By Stephan Neumeier, Managing Director for Asia Pacific at Kaspersky
The attacks taking place on small and medium enterprises (SME) are becoming more sophisticated, meaning that they cannot be easily prevented by traditional endpoint protection mechanisms. In such cases, timely incident detection is essential to minimizing any potential negative impact. However, this challenging task cannot be done without enhanced endpoint visibility, exploring suspicious activities and understanding attack execution processes.
From our experience, SMEs understand that they need to improve their security capabilities and they usually contact our sales representatives to enquire about our products. However, for an organization where its IT department is responsible for cybersecurity—as is typically the case for SMEs—translating this intention into practice can be hard.
They simply don’t know where to start. It may seem that the ideal plan is to buy a solution that combines all the high-profile features at once.
But what can go wrong with this approach? Will the companies be able to sift through all the data and events that modern Endpoint Detection and Response (EDR) solutions provide, as well as distinguish between false alerts and real threats?
Serious functionality involves big investments—and it’s not only about money
First of all, it is a matter of price. A Kaspersky report, ‘IT security economics in 2019: How businesses are losing money and saving costs amid cyberattacks’, shows that, on average, the share of spending on information security equates to around a quarter of an entire IT budget. This is true for both small and large companies but in absolute numbers, there is a significant difference.
Spending on cybersecurity in organizations with 50-999 employees is estimated at $267,000, while their counterparts with more than 1,000 employees spend $18.9 million on average. So, a solution intended for enterprise customers may not suit smaller businesses’ budgets.
Moreover, required investments are not only monetary. Enterprise-grade products may be hard to install and integrate with existing security solutions. In an enterprise with a large IT security department, some staff can simply devote their time to this task. This can be an issue for a smaller company though, as fewer employees are responsible for maintaining the whole infrastructure.
Don’t use a sledgehammer to crack a nut
Of course, all these efforts are worthwhile when a new security solution benefits the company’s level of protection.

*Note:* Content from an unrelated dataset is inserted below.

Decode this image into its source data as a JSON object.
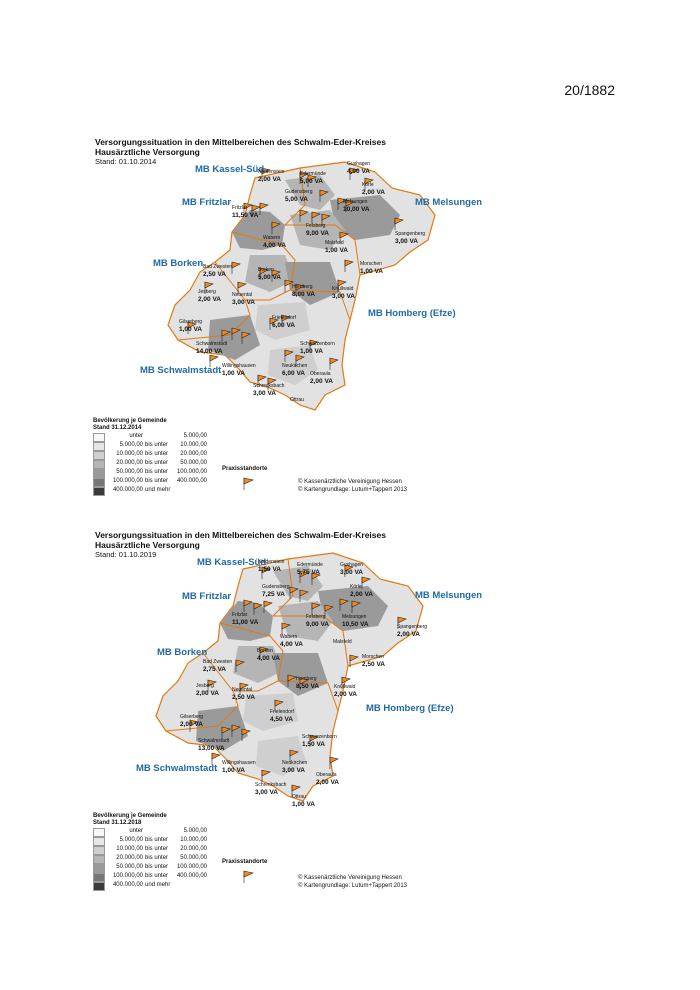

But in practice, even if an SME manages to secure a budget and implement an enterprise-grade solution, without sufficient expertise in information security, it will be difficult to fully leverage the scope of functionality.
First, the advanced functions may simply be irrelevant to their particular requests. For example, if a previously unknown suspicious object is detected, some organizations that are not very mature in cybersecurity just need to know if it is malicious, or needs blocking. Meanwhile others just need a full picture of the object’s actions and background for a deep investigation. It is important to understand what an organization’s requirements are and what its existing team can work with. Depending on this, a company can decide whether they are ready to purchase, for instance, a sandbox designed for security researchers.
Secondly, products which were created for security analysts are not appropriate for a “set-and-forget” approach. For example, a feature-rich EDR solution requires a team of expert analysts capable of tuning the detection logic and creating new rules to continuously improve detection levels. Without such specialists, the solution’s ability to proactively search for indicators of intrusion will not be useful.
It is common in SMEs for a system administrator to manage an endpoint protection solution. But even EDR, which provides essential capabilities, requires an employee with basic cybersecurity knowledge. Of course, hiring a full team of threat hunters or advanced security analysts at once is hardly a feasible task—such professionals are highly-paid and quite rare to find. Therefore, it is worth starting with an employee who has knowledge in information security. Combined with an understanding of the IT landscape, this allows for validating alerts, eliminating threats while taking into account the risks of their actions, such as isolation of a certain workstation or server, or stopping a critical business process.